Rule 1. To make shift decisions, look for Items with a dot followed by a terminal; i.e., foreach GOTO[I_i,a]=I_j, denote ACTION[i,a] as sj. There are 2 such states: .a isin I_0, so ACTION[0,a] is s1. SS.+ and SS.* are in I_2, so ACTION[2,+] = ACTION[2,*] = s1. Rule 2. To make reduce decisions, look for Items ending in dot; i.e., if [A->alpha.] isin I_i then set ACTION[i,a] to "reduce A->alpha" for all terminals a in FOLLOW(A). S->a. isin I_1 and 'a' isin FOLLOW(S), so reduce by S->a (production rule 3) upon encountering an a. 2. S->SS+. isin I_1 and + isin FOLLOW(S) so reduce by S->SS+ (r1) 3. S->SS*. isin I_4 and * isin FOLLOW(S) so reduce by S->SS* (r2) Rule 3. If [S` -> S.] isin I_i, then set ACTION[i,$] to accept.
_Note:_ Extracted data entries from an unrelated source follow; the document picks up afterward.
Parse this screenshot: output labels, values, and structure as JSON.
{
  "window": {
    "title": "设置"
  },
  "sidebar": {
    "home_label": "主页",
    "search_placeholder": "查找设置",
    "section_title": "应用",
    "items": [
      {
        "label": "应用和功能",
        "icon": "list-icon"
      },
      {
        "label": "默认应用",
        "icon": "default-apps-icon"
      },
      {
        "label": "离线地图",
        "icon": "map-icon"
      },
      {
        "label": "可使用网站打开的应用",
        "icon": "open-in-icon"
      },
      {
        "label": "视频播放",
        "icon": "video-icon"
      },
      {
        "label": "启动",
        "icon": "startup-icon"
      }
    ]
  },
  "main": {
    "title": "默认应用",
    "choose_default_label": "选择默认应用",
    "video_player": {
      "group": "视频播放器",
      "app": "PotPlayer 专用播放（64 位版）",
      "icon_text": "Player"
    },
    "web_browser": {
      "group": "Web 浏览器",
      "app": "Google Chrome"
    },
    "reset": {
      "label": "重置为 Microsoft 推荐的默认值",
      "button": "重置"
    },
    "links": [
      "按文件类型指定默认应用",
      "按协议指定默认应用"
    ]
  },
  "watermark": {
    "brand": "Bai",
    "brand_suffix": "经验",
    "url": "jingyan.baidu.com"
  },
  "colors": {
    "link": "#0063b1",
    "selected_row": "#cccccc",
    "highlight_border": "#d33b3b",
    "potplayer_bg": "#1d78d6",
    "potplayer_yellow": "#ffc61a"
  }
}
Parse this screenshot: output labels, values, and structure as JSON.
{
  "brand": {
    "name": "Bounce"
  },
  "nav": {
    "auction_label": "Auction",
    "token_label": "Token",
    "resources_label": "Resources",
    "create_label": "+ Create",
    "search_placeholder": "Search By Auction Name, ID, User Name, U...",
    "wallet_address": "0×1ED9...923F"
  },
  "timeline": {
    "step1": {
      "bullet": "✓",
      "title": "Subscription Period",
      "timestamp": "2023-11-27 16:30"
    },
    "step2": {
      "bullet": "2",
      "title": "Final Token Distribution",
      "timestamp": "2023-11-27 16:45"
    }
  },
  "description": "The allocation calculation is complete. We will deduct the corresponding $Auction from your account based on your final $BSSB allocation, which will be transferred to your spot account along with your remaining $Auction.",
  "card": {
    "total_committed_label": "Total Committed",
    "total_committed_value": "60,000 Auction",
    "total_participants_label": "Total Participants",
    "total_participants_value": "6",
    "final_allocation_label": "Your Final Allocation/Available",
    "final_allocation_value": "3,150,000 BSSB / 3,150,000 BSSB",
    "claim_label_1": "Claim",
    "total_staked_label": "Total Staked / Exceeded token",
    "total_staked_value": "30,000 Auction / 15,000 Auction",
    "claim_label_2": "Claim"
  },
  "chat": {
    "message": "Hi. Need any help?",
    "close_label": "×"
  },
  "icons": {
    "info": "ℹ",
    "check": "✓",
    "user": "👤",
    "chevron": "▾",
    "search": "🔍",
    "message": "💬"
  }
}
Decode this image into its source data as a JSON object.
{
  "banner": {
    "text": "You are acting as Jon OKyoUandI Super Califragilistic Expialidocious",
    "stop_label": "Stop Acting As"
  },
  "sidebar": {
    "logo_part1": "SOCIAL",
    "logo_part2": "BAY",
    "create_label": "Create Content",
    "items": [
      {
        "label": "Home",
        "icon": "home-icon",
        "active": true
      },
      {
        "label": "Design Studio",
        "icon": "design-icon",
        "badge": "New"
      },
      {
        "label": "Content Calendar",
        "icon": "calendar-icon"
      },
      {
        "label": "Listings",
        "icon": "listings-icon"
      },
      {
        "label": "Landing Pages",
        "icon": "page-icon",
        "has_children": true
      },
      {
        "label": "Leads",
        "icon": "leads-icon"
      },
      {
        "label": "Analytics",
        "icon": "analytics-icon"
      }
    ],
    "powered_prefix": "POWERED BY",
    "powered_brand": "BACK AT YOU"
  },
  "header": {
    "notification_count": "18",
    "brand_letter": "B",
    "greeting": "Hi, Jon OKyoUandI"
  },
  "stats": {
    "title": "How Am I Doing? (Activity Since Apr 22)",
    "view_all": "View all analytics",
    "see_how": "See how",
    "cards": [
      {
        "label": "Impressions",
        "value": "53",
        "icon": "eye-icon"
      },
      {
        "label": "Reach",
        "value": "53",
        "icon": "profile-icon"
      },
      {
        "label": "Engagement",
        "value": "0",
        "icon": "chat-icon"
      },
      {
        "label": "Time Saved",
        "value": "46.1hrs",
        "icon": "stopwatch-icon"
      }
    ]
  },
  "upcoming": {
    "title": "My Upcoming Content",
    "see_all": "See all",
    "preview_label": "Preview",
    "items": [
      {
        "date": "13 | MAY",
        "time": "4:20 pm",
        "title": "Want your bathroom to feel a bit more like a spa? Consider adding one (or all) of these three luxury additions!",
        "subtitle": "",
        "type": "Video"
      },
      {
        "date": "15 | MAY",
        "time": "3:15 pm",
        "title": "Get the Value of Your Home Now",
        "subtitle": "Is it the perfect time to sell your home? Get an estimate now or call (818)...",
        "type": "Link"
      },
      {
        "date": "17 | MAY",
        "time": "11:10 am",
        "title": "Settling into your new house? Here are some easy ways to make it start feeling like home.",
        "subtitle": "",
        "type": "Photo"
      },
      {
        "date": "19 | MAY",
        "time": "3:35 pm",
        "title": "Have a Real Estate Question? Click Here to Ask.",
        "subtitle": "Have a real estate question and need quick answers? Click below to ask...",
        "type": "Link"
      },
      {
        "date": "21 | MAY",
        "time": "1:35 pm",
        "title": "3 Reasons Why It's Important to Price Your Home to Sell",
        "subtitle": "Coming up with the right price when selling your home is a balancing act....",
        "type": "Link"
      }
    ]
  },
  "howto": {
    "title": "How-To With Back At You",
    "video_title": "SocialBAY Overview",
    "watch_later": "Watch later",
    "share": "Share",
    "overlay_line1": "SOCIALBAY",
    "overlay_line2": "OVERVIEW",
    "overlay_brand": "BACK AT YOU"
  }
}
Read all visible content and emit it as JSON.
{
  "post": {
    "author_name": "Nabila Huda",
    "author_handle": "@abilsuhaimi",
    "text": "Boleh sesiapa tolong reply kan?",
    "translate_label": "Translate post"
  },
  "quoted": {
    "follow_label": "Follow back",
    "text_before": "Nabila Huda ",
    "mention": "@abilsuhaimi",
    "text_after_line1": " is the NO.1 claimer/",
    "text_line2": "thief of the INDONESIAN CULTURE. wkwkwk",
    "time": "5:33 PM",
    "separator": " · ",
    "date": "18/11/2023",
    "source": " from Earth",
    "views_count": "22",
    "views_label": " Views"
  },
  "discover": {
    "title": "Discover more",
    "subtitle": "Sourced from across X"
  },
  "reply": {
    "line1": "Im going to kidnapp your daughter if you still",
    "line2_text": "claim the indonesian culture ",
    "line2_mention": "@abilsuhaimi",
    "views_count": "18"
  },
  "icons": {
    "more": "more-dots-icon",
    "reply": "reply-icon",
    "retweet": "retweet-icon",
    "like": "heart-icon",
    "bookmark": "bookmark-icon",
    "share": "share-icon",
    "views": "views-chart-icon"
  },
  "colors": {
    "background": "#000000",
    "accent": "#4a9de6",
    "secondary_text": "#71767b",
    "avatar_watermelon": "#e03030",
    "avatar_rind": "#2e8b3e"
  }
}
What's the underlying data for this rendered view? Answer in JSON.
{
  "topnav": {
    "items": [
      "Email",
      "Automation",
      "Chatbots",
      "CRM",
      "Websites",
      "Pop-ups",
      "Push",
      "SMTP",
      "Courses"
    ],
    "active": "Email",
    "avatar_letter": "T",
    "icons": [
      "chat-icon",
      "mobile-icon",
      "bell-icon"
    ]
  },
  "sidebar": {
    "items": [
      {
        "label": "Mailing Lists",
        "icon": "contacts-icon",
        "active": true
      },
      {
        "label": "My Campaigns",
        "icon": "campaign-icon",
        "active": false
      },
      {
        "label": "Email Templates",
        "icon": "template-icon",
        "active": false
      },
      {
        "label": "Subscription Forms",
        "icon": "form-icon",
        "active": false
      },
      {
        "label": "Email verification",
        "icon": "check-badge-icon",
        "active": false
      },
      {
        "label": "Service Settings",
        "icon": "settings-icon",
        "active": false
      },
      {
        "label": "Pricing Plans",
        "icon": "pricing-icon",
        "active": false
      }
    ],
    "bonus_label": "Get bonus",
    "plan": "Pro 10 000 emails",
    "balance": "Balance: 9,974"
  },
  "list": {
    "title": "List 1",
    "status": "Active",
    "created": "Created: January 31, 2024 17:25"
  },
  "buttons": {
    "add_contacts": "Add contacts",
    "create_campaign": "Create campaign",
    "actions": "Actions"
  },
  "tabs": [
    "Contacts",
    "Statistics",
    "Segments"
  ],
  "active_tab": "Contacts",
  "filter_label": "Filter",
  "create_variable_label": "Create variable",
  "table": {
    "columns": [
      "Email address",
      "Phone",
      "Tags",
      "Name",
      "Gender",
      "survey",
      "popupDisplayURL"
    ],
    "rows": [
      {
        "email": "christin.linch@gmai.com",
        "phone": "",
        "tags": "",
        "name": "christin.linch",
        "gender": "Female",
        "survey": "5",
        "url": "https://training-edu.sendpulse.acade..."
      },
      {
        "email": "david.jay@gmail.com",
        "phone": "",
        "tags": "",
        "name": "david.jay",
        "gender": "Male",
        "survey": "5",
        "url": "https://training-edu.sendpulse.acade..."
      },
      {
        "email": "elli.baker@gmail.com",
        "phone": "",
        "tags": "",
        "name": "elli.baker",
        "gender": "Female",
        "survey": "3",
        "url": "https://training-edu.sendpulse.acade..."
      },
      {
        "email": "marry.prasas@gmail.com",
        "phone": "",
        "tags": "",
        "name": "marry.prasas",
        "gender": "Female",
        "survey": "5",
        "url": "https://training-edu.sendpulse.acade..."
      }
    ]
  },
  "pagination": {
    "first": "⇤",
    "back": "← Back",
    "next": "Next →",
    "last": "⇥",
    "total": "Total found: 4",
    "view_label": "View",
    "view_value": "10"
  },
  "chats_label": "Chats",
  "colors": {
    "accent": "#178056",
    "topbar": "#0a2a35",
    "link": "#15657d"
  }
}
Rule 4. If GOTO(I_i, A) = I_j, then GOTO[i,A] = j, where A is a nonterminal. This rule extends the GOTO function to map State x Nonterminals -> State; e.g. GOTO[1,N]->2 means from state 1 and nonterminal N, move to state 2. The GOTO action is used after a reduction to determine what state to push onto the stack; e.g., pop the current state and push the state number defined by GOTO. Rule 5. Anything not filled in by this point is an error state
e) show the actions of your parsing table on input aa*a+
e) This grammar is technically not SLR. Why?
 
03. Show that the grammar, where e is epsilon S -> AaAb | BbBa A -> e B -> e is LL(1) but not SLR(1).
 
04. Show that the grammar G S -> S A | A A -> a is SLR(1) but not LL(1).